Le blog des éditions Libertalia

14-19. La Mémoire nous joue des tours

lundi 17 novembre 2014 :: Permalien

Au théâtre de la Belle Étoile jusqu’au 21 décembre, puis en tournée.
Voir le site de la compagnie Jolie Môme.

14-19.
La Mémoire nous joue des tours

C’est au terme d’une année principalement consacrée aux luttes des intermittents que la compagnie Jolie Môme présente son nouveau spectacle sur la période 1914-1919 : La Mémoire nous joue des tours.
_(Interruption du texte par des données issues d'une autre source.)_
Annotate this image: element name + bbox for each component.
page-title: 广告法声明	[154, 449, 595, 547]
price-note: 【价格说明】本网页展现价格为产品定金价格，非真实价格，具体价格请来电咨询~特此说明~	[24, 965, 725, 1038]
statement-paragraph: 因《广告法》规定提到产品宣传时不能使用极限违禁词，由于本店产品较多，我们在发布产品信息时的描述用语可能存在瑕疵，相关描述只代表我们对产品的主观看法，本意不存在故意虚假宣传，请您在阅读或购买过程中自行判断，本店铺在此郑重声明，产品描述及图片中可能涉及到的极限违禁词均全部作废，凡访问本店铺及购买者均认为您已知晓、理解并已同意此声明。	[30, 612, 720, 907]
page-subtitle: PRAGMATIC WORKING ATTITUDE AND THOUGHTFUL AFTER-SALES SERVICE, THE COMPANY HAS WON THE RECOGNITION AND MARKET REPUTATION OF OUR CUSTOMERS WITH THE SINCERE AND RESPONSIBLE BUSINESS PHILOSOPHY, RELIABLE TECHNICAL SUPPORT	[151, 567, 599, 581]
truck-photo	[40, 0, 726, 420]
Bien que montée en quelques semaines, cette pièce d’une durée d’une heure quarante-cinq est pourtant l’une des plus réussies parmi toutes celles que la troupe de Saint-Denis (93) a présentées ces dernières saisons.

Sur scène, ils sont une dizaine, dont quatre comédiennes. Le récit débute le 31 juillet 1914, en musique, autour de la figure de Gaston Brunswick, dit Montéhus, auteur de chants révolutionnaires anticonceptionnistes et antimilitaristes comme La Jeune Garde, La Grève des ventres ou encore Gloire au 17e. C’est à Cyril Chellal, un vétéran de la compagnie, qu’échoit le rôle du chansonnier, ami de Lénine, qui bascula peu après, à l’instar de la grande majorité du mouvement ouvrier, dans le camp belliqueux et cocardier. C’est ce même 31 juillet 1914 qu’est assassiné Jaurès au café du Croissant et, comme le rappelle la troupe, l’oraison funèbre du leader socialiste permit à Léon Jouhaux, responsable de la CGT, de justifier son ralliement à l’union sacrée : « Jaurès a été notre réconfort dans notre action passionnée pour la paix. Ce n’est pas sa faute, ni la nôtre, si la paix n’a pas triomphé. Avant d’aller vers le grand massacre, au nom des travailleurs qui sont partis, au nom de ceux qui vont partir, dont je suis, je crie devant ce cercueil toute notre haine de l’impérialisme et du militarisme sauvage qui déchaînent l’horrible crime. […]
 Acculés à la lutte, nous nous levons pour repousser l’envahisseur, pour sauvegarder le patrimoine de la civilisation et d’idéologie généreuse que nous a légué l’histoire. » Les sociaux-démocrates allemands (y compris Karl Liebknecht) qui voteront les crédits de guerre ne diront pas autre chose. Dès lors, les peuples pourront s’entretuer.

Les résistances ouvrières à la guerre sont incarnées par le personnage (rajeuni) de Rosa Luxemburg [Marie Chassot], pleine d’allant révolutionnaire et d’espoir en l’avenir, infatigable et sémillante internationaliste. La mise en scène de Michel Roger propose de nombreux moments cocasses, à l’image du face-à-face entre Max de Bade, dernier chancelier de l’Allemagne impériale (1918) confiant le pouvoir au social-démocrate Friedrich Ebert. Celui-ci arbore un beau costume de parlementaire, une cravate rose et des bretelles rouges (pour le prolétariat) bien cachées sous sa veste, mais qu’il sait exhiber à chaque moment opportun.

Spectacle brechtien à visée pédagogique convoquant la mémoire militante mais également divertissement en musique et en rythme, La Mémoire nous joue des tours est l’une des rares pièces du moment à s’inscrire dans une tradition du théâtre de tréteaux au service de ceux d’en bas. À ne pas manquer.